Gold π-complexes have been studied largely in the past 2 decades because of their role in gold-catalyzed reactions. We report an experimental and theoretical investigation of the interaction between a wide range of unsaturated hydrocarbons (alkanes, alkynes, alkadienes, and allenes) and triphenylphosphine-gold­(I), triphenylphosphine-silver­(I), and acetonitrile-silver­(I) cations. The bond dissociation energies of these complexes were determined by mass spectrometry collision-induced dissociations and their structures were studied by density functional theory calculations and infrared photodissociation spectroscopy. The results show that with the same phosphine ligand, gold binds stronger to the π-ligands than silver and thereby activates the unsaturated bond more effectively. Ligand exchange of phosphine by acetonitrile at the silver complexes increases the binding energy as well as the activation of the π-ligands. We also show that the substitution of an unsaturated bond is more important than the bond type.

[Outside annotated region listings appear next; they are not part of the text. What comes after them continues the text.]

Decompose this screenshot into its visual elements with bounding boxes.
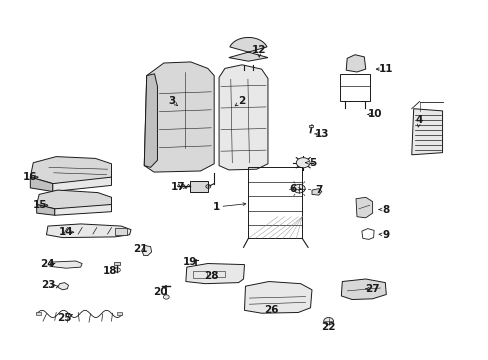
Polygon shape bbox=[142, 246, 151, 256]
Text: 3: 3 bbox=[168, 96, 175, 106]
Text: 20: 20 bbox=[153, 287, 167, 297]
Polygon shape bbox=[219, 65, 267, 170]
Bar bbox=[212, 271, 224, 277]
Text: 26: 26 bbox=[264, 305, 278, 315]
Text: 24: 24 bbox=[41, 258, 55, 269]
Bar bbox=[114, 262, 120, 265]
Text: 13: 13 bbox=[314, 129, 328, 139]
Text: 7: 7 bbox=[314, 185, 322, 195]
Bar bbox=[193, 271, 206, 278]
Polygon shape bbox=[53, 177, 111, 192]
Bar bbox=[36, 312, 41, 315]
Polygon shape bbox=[55, 204, 111, 215]
Text: 9: 9 bbox=[382, 230, 389, 240]
Circle shape bbox=[192, 269, 198, 273]
Polygon shape bbox=[144, 74, 157, 167]
Text: 18: 18 bbox=[102, 266, 117, 276]
Polygon shape bbox=[244, 282, 311, 313]
Circle shape bbox=[163, 295, 169, 299]
Text: 28: 28 bbox=[203, 271, 218, 282]
Bar bbox=[117, 312, 122, 315]
Text: 17: 17 bbox=[171, 182, 185, 192]
Polygon shape bbox=[30, 177, 53, 192]
Polygon shape bbox=[144, 62, 214, 172]
Text: 8: 8 bbox=[382, 204, 389, 215]
Text: 25: 25 bbox=[57, 312, 72, 323]
Text: 15: 15 bbox=[33, 200, 47, 210]
Text: 19: 19 bbox=[182, 257, 197, 267]
Text: 10: 10 bbox=[367, 109, 382, 120]
Polygon shape bbox=[50, 261, 82, 268]
Bar bbox=[189, 181, 208, 192]
Text: 11: 11 bbox=[378, 64, 393, 74]
Polygon shape bbox=[228, 37, 267, 61]
Circle shape bbox=[296, 158, 309, 168]
Polygon shape bbox=[411, 109, 442, 155]
Polygon shape bbox=[58, 283, 68, 290]
Polygon shape bbox=[355, 197, 372, 218]
Text: 23: 23 bbox=[41, 280, 55, 290]
Polygon shape bbox=[346, 55, 365, 72]
Text: 21: 21 bbox=[133, 244, 148, 254]
Polygon shape bbox=[341, 279, 386, 300]
Text: 22: 22 bbox=[321, 322, 335, 332]
Text: 1: 1 bbox=[212, 202, 219, 212]
Text: 27: 27 bbox=[365, 284, 379, 294]
Circle shape bbox=[323, 318, 333, 325]
Polygon shape bbox=[46, 224, 131, 238]
Polygon shape bbox=[311, 189, 321, 195]
Polygon shape bbox=[37, 190, 111, 209]
Bar bbox=[308, 125, 312, 127]
Text: 14: 14 bbox=[59, 227, 74, 237]
Polygon shape bbox=[30, 157, 111, 184]
Polygon shape bbox=[37, 204, 55, 215]
Polygon shape bbox=[185, 264, 244, 284]
Bar bbox=[115, 228, 127, 235]
Text: 12: 12 bbox=[251, 45, 266, 55]
Text: 2: 2 bbox=[238, 96, 245, 106]
Text: 16: 16 bbox=[23, 172, 38, 182]
Text: 5: 5 bbox=[309, 158, 316, 168]
Text: 6: 6 bbox=[289, 184, 296, 194]
Bar bbox=[248, 167, 302, 238]
Bar bbox=[339, 74, 369, 101]
Circle shape bbox=[293, 184, 305, 193]
Text: 4: 4 bbox=[415, 114, 423, 125]
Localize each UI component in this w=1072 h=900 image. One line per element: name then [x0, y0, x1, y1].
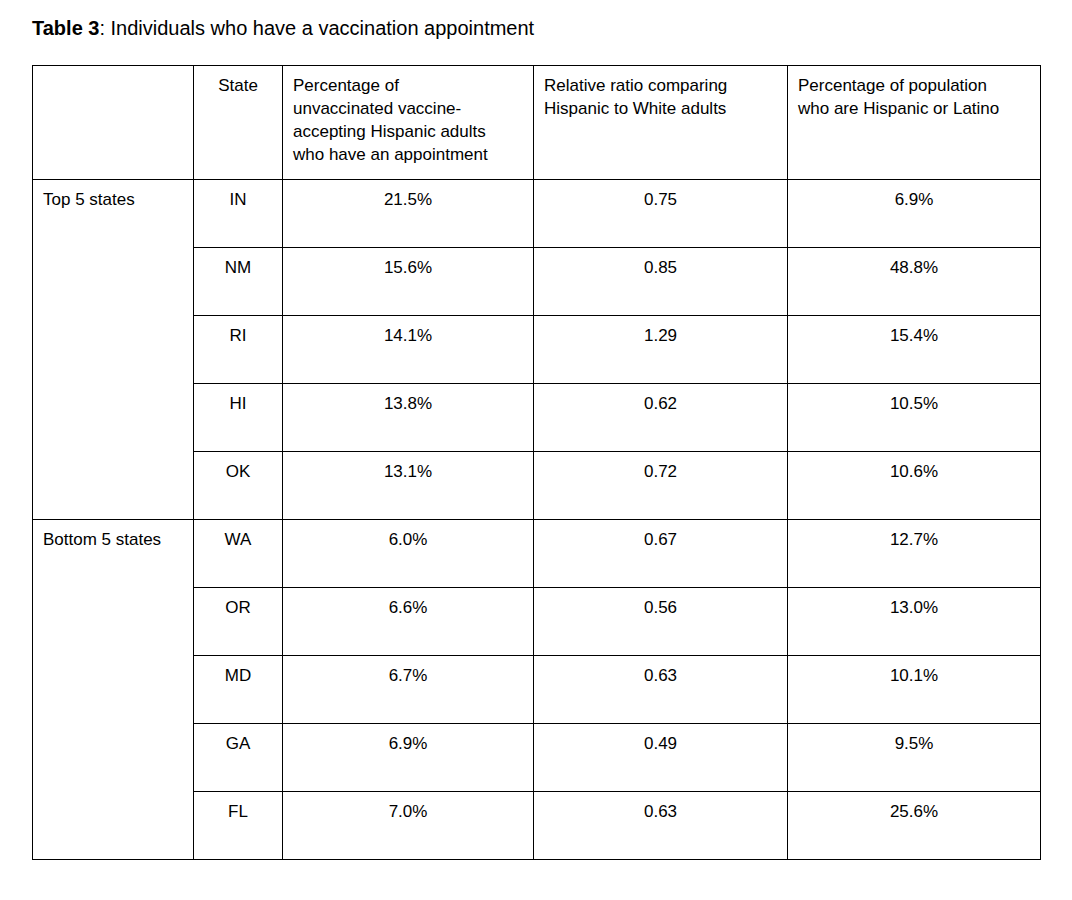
- pct-population-cell: 10.6%: [788, 452, 1041, 520]
- state-cell: FL: [194, 792, 283, 860]
- pct-population-cell: 6.9%: [788, 180, 1041, 248]
- relative-ratio-cell: 0.49: [534, 724, 788, 792]
- pct-appointment-cell: 6.0%: [283, 520, 534, 588]
- table-caption: Table 3: Individuals who have a vaccinat…: [32, 14, 1040, 42]
- pct-appointment-cell: 6.7%: [283, 656, 534, 724]
- header-pct-appointment: Percentage of unvaccinated vaccine- acce…: [283, 66, 534, 180]
- relative-ratio-cell: 0.63: [534, 656, 788, 724]
- pct-population-cell: 25.6%: [788, 792, 1041, 860]
- state-cell: OR: [194, 588, 283, 656]
- pct-population-cell: 48.8%: [788, 248, 1041, 316]
- pct-appointment-cell: 15.6%: [283, 248, 534, 316]
- table-row: Bottom 5 states WA 6.0% 0.67 12.7%: [33, 520, 1041, 588]
- state-cell: WA: [194, 520, 283, 588]
- relative-ratio-cell: 1.29: [534, 316, 788, 384]
- state-cell: GA: [194, 724, 283, 792]
- pct-appointment-cell: 14.1%: [283, 316, 534, 384]
- table-caption-text: : Individuals who have a vaccination app…: [99, 17, 534, 39]
- group-label-top-5: Top 5 states: [33, 180, 194, 520]
- relative-ratio-cell: 0.85: [534, 248, 788, 316]
- header-state: State: [194, 66, 283, 180]
- pct-appointment-cell: 13.1%: [283, 452, 534, 520]
- relative-ratio-cell: 0.56: [534, 588, 788, 656]
- pct-population-cell: 9.5%: [788, 724, 1041, 792]
- pct-population-cell: 13.0%: [788, 588, 1041, 656]
- pct-appointment-cell: 6.9%: [283, 724, 534, 792]
- header-blank: [33, 66, 194, 180]
- header-relative-ratio: Relative ratio comparing Hispanic to Whi…: [534, 66, 788, 180]
- pct-appointment-cell: 21.5%: [283, 180, 534, 248]
- pct-population-cell: 10.1%: [788, 656, 1041, 724]
- pct-appointment-cell: 6.6%: [283, 588, 534, 656]
- header-pct-population: Percentage of population who are Hispani…: [788, 66, 1041, 180]
- pct-population-cell: 10.5%: [788, 384, 1041, 452]
- relative-ratio-cell: 0.75: [534, 180, 788, 248]
- table-row: Top 5 states IN 21.5% 0.75 6.9%: [33, 180, 1041, 248]
- pct-population-cell: 12.7%: [788, 520, 1041, 588]
- state-cell: HI: [194, 384, 283, 452]
- table-caption-number: Table 3: [32, 17, 99, 39]
- header-row: State Percentage of unvaccinated vaccine…: [33, 66, 1041, 180]
- state-cell: MD: [194, 656, 283, 724]
- state-cell: IN: [194, 180, 283, 248]
- state-cell: RI: [194, 316, 283, 384]
- state-cell: NM: [194, 248, 283, 316]
- pct-appointment-cell: 13.8%: [283, 384, 534, 452]
- relative-ratio-cell: 0.67: [534, 520, 788, 588]
- pct-appointment-cell: 7.0%: [283, 792, 534, 860]
- page: Table 3: Individuals who have a vaccinat…: [0, 0, 1072, 900]
- state-cell: OK: [194, 452, 283, 520]
- relative-ratio-cell: 0.63: [534, 792, 788, 860]
- pct-population-cell: 15.4%: [788, 316, 1041, 384]
- vaccination-appointment-table: State Percentage of unvaccinated vaccine…: [32, 65, 1041, 860]
- relative-ratio-cell: 0.72: [534, 452, 788, 520]
- relative-ratio-cell: 0.62: [534, 384, 788, 452]
- group-label-bottom-5: Bottom 5 states: [33, 520, 194, 860]
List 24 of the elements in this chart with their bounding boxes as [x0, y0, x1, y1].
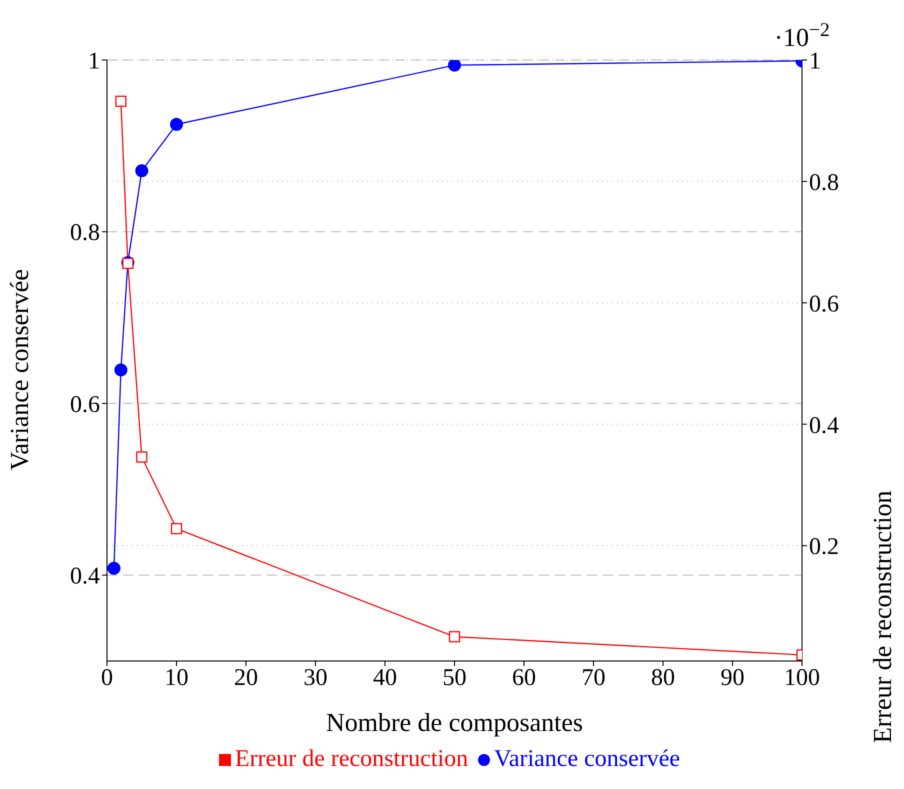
- legend-label: Erreur de reconstruction: [234, 746, 468, 772]
- x-tick-label: 100: [784, 665, 820, 692]
- x-axis-title: Nombre de composantes: [326, 708, 584, 737]
- x-tick-label: 90: [720, 665, 744, 692]
- x-tick-label: 0: [101, 665, 113, 692]
- x-tick-label: 60: [512, 665, 536, 692]
- x-tick-label: 20: [234, 665, 258, 692]
- y2-tick-label: 0.2: [809, 534, 839, 560]
- y2-tick-label: 0.8: [809, 170, 839, 196]
- x-tick-label: 10: [164, 665, 188, 692]
- x-tick-label: 30: [304, 665, 328, 692]
- y2-tick-label: 0.4: [809, 412, 839, 439]
- legend-label: Variance conservée: [494, 746, 680, 772]
- x-tick-label: 50: [442, 665, 466, 692]
- y2-axis-title: Erreur de reconstruction: [868, 490, 898, 744]
- y-tick-label: 0.6: [70, 392, 100, 418]
- x-tick-label: 40: [373, 665, 397, 692]
- y2-tick-label: 0.6: [809, 291, 839, 318]
- y-tick-label: 0.4: [70, 564, 100, 590]
- x-tick-label: 70: [582, 665, 606, 692]
- y-tick-label: 1: [88, 48, 100, 75]
- y-tick-label: 0.8: [70, 220, 100, 246]
- y-axis-title: Variance conservée: [5, 269, 34, 470]
- x-tick-label: 80: [651, 665, 675, 692]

金π配合物（π-complexes）在过去二十年间得到了广泛研究，这源于其在金催化反应中的重要作用。本工作报道了一系列不饱和烃（烷烃、炔烃、二烯烃与丙二烯）与三苯基膦-金(I)、三苯基膦-银(I)及乙腈-银(I)阳离子之间相互作用的实验与理论研究。通过质谱碰撞诱导解离实验测定了此类配合物的键解离能，并借助密度泛函理论计算与红外光解离光谱对其结构进行了表征。研究结果表明，在使用相同膦配体的情况下，金与π配体的结合强度高于银，因此对不饱和键的活化效果更为显著。将银配合物中的膦配体替换为乙腈配体，可提升其结合能并增强对π配体的活化能力。本研究同时证实，不饱和键上的取代基效应相较于键型更为关键。